DATELINE: 22 MAY 2019, NEW YORK CITY / FILE

SHOTLIST:

FILE – RECENT, NEW YORK CITY

1. Wide shot, exterior United Nations headquarters

22 MAY 2019, NEW YORK CITY

2. Wide shot, General Assembly
3. Wide shot, the Prime Minister of the Republic of Mauritius, Pravind Kumar Juqnauth, at the podium
4. SOUNDBITE (English) Pravind Kumar Juqnauth, Prime Minister, Republic of Mauritius:
“The decolonization of Mauritius has not yet been completed and will not be completed until Mauritius is able to exercise sovereignty over the Chagos Archipelago, which the International Court of Justice found - with no dissenting voice - to be an integral part of the territory of Mauritius.”
5. Wide shot, Juqnauth at the podium
6. SOUNDBITE (English) Pravind Kumar Juqnauth, Prime Minister, Republic of Mauritius:
“Mauritius is extremely disappointed with the stance taken by the UK. So is Her Majesty s Leader of the Opposition in the UK, who has made clear his respect and support for the Court’s conclusions. We are all the more disappointed to see that all the arguments - both jurisdictional and on the merits - that the Court has flatly rejected are being repeated here, more aggressively than ever before. It feels like we are back in 1965.”
7. Wide shot, UK Ambassador Karen Pierce walks up to podium
9. SOUNDBITE (English) Karen Pierce, Permanent Representative of the United Kingdom to the United Nations:
“The United Kingdom is not in doubt about our sovereignty over the British Indian Ocean Territory. It has been under continuous British sovereignty since 1814. Contrary to what has been said today, it has never been part of the Republic of Mauritius. In 1965, the Mauritian Council of Ministers freely entered into an agreement to detach the British Indian Ocean Territory in return for a range benefits including fishing rights and natural and marine resources. The agreement also included a commitment by the United Kingdom to cede the Territory – I use the word “cede” here deliberately, not “give back” – to cede the territory when it is no longer needed for defence purposes.”
10. Med shot, GA President
11. SOUNDBITE (English) Karen Pierce, Permanent Representative of the United Kingdom to the United Nations:
“I need to take a moment to reject unconditionally the allegations that the United Kingdom was engaged in crimes against humanity. This is a very serious allegation Madam President; it’s not to be used lightly. It is a gross mischaracterisation of the United Kingdom’s position and once again, I rejected without qualification and I hope it won’t be repeated.”
12. Various shots, voting boards
13. Wide shot, audience
14. Wide shot, Pierce at the stakeout podium
15. SOUNDBITE (English) Karen Pierce, Permanent Representative of the United Kingdom to the United Nations:
“The joint UK-US defence facility on the British Indian Ocean Territory helps keep people in Britain and around the world safe from terrorism, organized crime, and piracy. As the US government has made clear, the status of British Indian Ocean Territory as a UK territory is ‘essential’ to the value of the joint facility and our shared interest, an arrangement that cannot be replicated.”
16. Wide shot, Pierce walks away

STORYLINE:

The General Assembly today (22 May) adopted a resolution demanding an end to British control of the Chagos Archipelago and for the disputed islands to be handed back to Mauritius. The Prime Minister of Mauritus, Pravind Kumar Juqnauth, said, “the decolonization of Mauritius has not yet been completed and will not be completed until Mauritius is able to exercise sovereignty over the Chagos Archipelago,” which the International Court of Justice (ICJ) found to be “an integral part of the territory of Mauritius.”
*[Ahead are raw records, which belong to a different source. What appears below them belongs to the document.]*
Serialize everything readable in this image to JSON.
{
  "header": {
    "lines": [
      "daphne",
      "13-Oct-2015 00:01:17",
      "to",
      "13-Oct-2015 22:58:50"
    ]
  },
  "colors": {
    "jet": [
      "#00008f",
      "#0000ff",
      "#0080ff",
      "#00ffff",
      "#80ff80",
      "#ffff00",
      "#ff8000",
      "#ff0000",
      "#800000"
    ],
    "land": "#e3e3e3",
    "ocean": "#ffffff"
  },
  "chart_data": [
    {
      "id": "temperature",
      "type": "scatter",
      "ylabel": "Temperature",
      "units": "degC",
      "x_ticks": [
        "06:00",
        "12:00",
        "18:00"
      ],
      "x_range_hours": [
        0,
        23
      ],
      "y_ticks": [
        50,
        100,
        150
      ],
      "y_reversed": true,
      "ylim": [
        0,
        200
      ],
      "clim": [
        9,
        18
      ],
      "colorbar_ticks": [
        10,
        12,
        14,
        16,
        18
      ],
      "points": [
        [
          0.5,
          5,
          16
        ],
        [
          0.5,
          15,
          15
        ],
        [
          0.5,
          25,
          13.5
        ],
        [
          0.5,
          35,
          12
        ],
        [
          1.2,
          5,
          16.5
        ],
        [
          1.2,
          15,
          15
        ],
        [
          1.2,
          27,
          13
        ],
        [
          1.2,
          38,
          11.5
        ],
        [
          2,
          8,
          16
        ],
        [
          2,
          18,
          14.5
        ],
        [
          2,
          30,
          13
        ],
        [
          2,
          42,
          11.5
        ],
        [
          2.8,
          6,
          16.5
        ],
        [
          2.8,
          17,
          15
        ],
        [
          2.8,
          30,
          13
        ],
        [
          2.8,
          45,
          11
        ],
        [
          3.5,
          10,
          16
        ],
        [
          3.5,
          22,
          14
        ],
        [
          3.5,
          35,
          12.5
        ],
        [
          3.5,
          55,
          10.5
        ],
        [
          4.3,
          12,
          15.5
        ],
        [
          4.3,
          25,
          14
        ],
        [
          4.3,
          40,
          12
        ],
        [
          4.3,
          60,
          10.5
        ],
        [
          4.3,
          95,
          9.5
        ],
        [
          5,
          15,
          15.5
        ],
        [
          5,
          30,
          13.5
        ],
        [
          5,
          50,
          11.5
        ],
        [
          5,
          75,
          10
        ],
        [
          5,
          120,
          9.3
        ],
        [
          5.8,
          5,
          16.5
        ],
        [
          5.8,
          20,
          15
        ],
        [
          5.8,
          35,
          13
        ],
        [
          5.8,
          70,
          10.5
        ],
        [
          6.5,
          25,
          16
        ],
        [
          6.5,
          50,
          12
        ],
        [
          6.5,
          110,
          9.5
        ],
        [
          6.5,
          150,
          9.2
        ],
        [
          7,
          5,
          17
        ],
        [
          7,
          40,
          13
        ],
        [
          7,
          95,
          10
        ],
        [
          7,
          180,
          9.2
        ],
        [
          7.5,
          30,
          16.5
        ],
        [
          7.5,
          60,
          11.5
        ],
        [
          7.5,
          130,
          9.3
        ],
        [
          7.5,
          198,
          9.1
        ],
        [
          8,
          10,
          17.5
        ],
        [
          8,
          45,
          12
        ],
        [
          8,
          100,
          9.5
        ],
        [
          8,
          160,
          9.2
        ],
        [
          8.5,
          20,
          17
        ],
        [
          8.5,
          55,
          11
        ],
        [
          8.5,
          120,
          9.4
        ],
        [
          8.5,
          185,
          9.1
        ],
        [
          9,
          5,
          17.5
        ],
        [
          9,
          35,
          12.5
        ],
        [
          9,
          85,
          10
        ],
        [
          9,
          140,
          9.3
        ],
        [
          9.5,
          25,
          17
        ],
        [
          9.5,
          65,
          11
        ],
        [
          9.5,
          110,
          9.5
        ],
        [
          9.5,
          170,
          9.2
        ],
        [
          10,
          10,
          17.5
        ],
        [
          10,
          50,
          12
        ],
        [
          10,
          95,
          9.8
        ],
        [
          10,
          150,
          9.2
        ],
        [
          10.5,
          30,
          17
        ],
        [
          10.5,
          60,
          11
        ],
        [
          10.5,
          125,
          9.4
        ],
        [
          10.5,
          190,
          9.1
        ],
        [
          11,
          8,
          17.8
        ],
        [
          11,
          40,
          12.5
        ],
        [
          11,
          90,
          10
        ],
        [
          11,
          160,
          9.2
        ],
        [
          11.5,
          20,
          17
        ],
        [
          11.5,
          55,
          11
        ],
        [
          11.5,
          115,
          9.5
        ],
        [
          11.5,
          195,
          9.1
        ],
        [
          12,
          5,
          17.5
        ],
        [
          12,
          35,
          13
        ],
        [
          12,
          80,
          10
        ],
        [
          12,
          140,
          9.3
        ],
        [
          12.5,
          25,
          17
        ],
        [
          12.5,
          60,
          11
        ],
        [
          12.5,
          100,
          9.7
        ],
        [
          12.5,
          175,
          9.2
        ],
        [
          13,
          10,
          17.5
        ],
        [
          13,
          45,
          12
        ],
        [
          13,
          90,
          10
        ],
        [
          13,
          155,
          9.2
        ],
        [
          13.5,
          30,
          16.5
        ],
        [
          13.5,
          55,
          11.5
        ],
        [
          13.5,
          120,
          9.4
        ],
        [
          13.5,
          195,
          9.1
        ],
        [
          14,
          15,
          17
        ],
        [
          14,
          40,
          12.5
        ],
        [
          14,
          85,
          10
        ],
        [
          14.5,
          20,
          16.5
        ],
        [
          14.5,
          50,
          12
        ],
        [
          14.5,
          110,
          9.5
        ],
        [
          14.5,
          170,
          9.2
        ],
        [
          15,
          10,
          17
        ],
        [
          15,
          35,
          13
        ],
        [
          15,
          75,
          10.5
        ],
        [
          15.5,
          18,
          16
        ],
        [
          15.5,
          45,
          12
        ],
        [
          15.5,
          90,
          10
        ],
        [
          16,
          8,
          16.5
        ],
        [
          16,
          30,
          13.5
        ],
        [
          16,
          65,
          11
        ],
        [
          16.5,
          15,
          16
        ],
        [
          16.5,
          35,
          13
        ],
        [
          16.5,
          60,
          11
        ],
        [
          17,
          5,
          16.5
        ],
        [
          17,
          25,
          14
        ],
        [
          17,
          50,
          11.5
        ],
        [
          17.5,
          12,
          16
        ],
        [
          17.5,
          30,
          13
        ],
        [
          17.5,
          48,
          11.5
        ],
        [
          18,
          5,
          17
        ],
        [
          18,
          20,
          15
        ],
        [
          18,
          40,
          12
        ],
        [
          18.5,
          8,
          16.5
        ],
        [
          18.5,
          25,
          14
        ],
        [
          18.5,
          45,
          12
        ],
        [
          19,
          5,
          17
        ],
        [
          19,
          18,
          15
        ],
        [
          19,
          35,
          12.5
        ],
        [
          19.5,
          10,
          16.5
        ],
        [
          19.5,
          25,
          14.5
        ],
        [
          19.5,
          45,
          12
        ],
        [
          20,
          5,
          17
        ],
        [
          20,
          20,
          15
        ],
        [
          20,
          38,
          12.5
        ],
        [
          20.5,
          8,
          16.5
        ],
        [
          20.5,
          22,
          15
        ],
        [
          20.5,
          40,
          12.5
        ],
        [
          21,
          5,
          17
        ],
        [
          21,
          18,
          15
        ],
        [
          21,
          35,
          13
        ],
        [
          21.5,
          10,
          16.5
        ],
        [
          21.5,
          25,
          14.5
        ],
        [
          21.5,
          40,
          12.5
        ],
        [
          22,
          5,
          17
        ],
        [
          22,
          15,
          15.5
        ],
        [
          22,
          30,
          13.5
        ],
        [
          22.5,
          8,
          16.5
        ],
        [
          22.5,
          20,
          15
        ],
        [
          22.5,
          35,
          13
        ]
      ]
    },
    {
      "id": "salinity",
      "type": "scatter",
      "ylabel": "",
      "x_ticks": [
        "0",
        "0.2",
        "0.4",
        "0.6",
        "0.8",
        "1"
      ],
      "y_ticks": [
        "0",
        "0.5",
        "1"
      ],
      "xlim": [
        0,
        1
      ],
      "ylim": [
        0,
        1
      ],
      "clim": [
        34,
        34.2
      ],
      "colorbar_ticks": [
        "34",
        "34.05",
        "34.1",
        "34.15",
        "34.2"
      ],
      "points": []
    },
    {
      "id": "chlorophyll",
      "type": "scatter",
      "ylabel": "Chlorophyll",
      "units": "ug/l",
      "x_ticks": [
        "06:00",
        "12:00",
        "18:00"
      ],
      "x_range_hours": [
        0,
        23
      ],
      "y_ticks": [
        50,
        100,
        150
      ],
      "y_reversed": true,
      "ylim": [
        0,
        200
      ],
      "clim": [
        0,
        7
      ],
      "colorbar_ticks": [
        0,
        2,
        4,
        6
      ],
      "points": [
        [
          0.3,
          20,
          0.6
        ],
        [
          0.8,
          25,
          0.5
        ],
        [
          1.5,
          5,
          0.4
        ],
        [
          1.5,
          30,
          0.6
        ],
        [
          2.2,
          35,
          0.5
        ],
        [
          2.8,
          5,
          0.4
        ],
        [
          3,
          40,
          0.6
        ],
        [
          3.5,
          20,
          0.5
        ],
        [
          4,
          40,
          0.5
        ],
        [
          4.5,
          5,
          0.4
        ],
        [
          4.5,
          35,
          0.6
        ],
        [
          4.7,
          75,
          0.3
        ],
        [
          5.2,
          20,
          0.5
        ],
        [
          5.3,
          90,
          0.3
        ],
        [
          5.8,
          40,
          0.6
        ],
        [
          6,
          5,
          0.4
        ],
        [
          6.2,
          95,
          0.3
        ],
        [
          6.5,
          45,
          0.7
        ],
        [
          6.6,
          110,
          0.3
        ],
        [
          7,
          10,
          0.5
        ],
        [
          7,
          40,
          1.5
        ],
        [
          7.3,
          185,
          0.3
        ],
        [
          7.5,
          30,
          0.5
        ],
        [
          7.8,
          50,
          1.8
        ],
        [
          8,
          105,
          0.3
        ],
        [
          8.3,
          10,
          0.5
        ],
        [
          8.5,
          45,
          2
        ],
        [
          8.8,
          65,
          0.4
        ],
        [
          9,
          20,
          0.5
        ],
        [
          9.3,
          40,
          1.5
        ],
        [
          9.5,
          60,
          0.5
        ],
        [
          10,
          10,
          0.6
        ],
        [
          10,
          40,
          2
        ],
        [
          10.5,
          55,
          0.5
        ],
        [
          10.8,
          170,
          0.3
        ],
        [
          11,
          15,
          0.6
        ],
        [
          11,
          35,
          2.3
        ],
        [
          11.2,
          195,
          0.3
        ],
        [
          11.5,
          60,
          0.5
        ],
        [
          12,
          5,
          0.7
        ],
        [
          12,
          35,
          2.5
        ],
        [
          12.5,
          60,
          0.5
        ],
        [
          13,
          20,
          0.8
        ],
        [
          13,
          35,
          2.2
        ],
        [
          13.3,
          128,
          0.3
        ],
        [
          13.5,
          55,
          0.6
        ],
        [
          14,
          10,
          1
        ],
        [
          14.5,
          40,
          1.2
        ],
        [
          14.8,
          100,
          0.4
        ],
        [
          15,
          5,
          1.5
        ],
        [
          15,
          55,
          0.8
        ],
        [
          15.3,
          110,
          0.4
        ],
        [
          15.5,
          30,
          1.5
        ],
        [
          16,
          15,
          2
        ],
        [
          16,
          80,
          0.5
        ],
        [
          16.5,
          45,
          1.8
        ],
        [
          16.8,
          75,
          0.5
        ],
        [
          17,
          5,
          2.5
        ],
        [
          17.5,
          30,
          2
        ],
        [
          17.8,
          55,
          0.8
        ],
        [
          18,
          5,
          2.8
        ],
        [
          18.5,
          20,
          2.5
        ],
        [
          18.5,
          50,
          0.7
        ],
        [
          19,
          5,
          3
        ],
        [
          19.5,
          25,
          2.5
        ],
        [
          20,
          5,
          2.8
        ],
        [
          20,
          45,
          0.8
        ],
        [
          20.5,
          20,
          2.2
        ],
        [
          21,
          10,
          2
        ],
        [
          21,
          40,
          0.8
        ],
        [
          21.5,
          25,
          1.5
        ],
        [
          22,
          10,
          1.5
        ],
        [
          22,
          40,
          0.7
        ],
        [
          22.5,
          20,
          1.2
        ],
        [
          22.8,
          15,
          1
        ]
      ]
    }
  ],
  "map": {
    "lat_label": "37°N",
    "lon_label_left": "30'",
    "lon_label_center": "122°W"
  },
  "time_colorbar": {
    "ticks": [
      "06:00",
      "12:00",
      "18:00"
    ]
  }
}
Juqnauth said Mauritius was “extremely disappointed with the stance taken by the UK” which rejected the ICJ’s advisory opinion in the matter.

He said, “we are all the more disappointed to see that all the arguments - both jurisdictional and on the merits - that the Court has flatly rejected are being repeated here, more aggressively than ever before. It feels like we are back in 1965.”

In her address to the General Assembly, British Ambassador Karen Pierce said “the United Kingdom is not in doubt about our sovereignty over the British Indian Ocean Territory. It has been under continuous British sovereignty since 1814. Contrary to what has been said today, it has never been part of the Republic of Mauritius. In 1965, the Mauritian Council of Ministers freely entered into an agreement to detach the British Indian Ocean Territory in return for a range benefits including fishing rights and natural and marine resources.”

She said, the agreement “included a commitment by the United Kingdom to cede the Territory – I use the word “cede” here deliberately, not “give back” – to cede the territory when it is no longer needed for defence purposes.”

Mauritius had argued it was forced to give up the islands in 1965 in exchange for independence.

Pierce rejected the allegations “that the United Kingdom was engaged in crimes against humanity,” when if forcibly ejected the whole population of the archipelago.

She said this was “a gross mischaracterisation of the United Kingdom’s position.”

The United Kingdom has argued it would hand the islands to Mauritius when they are no longer needed for defence purposes. One of the largest islands, Diego Garcia, is currently home to a joint military base with the United States and it is leased until 2036.

Speaking to reporters after the vote, Pierce said “the joint UK-US defence facility on the British Indian Ocean Territory helps keep people in Britain and around the world safe from terrorism, organized crime, and piracy.”

She said, “as the US government has made clear, the status of British Indian Ocean Territory as a UK territory is ‘essential’ to the value of the joint facility and our shared interest, an arrangement that cannot be replicated.”

116 states voted in favour of the resolution, while six voted against, and fifty six abstained.